Cole Eiserman’s scoring instincts make him the most dangerous F3 player in this draft.


From the moment his team’s F1 recovers the puck, Eiserman approaches the face-off dot and emerges as an easy passing option for F2. It’s high-level anticipation that makes his team easily connect 2 passes, and once he has the puck in a vaguely threatening area?

That’s when the shot takes over.

There’s an element of timing that it takes to open a passing lane as the receiver, and Eiserman naturally understands it. Another example of two quick touches from his teammates gets Eiserman walking into a downhill shooting opportunity, and he’s just too lethal in those conditions.


Cole Eiserman alone in the slot with the puck


The thing about what Eiserman’s doing? He’s blurring the lines for defenses. They were just battling for a puck only two seconds ago. They had to load up the strong side to support the battle.

But Eiserman was anticipating his team’s first touch the whole way. He played the situation like his team already had control, and then forced teams to switch immediately into their defensive zone coverage schemes.

Good luck with that.

That’s no easier to do at the NHL level, either. Defensive breakdowns from these instantaneous changes in possession happen all the time.

The playoffs are currently being defined by a team’s ability to generate quick-strike offense off of forced turnovers.

And in that? There’s nobody better than Eiserman in this draft.

As a D-1 player, there was some thought that he may be the next scheme-proof goal-scoring superstar.
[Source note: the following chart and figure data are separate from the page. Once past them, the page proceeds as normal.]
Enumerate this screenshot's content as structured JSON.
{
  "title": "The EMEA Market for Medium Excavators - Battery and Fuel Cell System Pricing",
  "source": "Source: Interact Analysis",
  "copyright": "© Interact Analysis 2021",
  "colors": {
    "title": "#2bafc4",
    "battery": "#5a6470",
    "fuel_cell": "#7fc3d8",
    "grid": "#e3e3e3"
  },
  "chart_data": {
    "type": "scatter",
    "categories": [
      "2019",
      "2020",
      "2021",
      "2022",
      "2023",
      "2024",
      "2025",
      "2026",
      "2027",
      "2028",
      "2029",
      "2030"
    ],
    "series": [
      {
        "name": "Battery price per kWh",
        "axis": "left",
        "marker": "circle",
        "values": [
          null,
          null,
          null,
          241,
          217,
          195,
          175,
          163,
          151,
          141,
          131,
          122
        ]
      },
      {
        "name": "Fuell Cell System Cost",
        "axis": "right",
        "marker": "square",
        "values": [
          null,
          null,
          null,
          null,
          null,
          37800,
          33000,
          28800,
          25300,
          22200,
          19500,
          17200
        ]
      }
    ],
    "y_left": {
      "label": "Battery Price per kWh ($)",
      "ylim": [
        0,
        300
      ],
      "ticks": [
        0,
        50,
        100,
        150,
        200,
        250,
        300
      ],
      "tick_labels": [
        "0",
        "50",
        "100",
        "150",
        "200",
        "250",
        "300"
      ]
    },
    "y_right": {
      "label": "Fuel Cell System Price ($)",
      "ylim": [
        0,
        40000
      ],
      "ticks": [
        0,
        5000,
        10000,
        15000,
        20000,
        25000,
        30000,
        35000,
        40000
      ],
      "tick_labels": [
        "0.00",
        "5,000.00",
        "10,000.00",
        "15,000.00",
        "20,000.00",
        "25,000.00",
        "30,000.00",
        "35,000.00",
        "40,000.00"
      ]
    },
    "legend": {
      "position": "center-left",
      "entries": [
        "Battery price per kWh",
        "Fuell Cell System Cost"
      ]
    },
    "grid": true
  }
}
The guy who could go anywhere, into every spot, and give you goals at exorbitant volume.

For a variety of reasons, his stock has taken a hit. Talk of him challenging Celeberini for #1 or even going into the top 5 has all but faded.

But make no mistake, there is nobody better than Cole Eiserman at what he does. And what he does is more multi-faceted than you think.



At this stage, he’s unlikely to be the primary puck carrier on a rush. It’s not that much of a defect, especially if he’s playing with someone who’s capable of handling that burden.

He mitigates that defect by being equally adept at just downright driving the net with reckless abandon as the F2 who carves out space with pure aggression and will.



That’s a decidedly Flyers rush goal if I do say so myself!

But the dream still exists with Eiserman. The dream is that he ultimately reclaims the pre-DY prestige he once held. The idea is that he can do nearly everything for his team. For example? He’s a better handler than he gets credit for.

And when the decisions are on point, you get plays like this:


Of course, he somehow finds a way to score even when he’s setting up his teammates. This time, with another net drive off of the give-and-go he orchestrated.

You want “high-end talent,” right?

It’s hard to beat Eisenman’s top-end unless you win a lottery. And it just so happens you need what he’s bringing even on his worst days.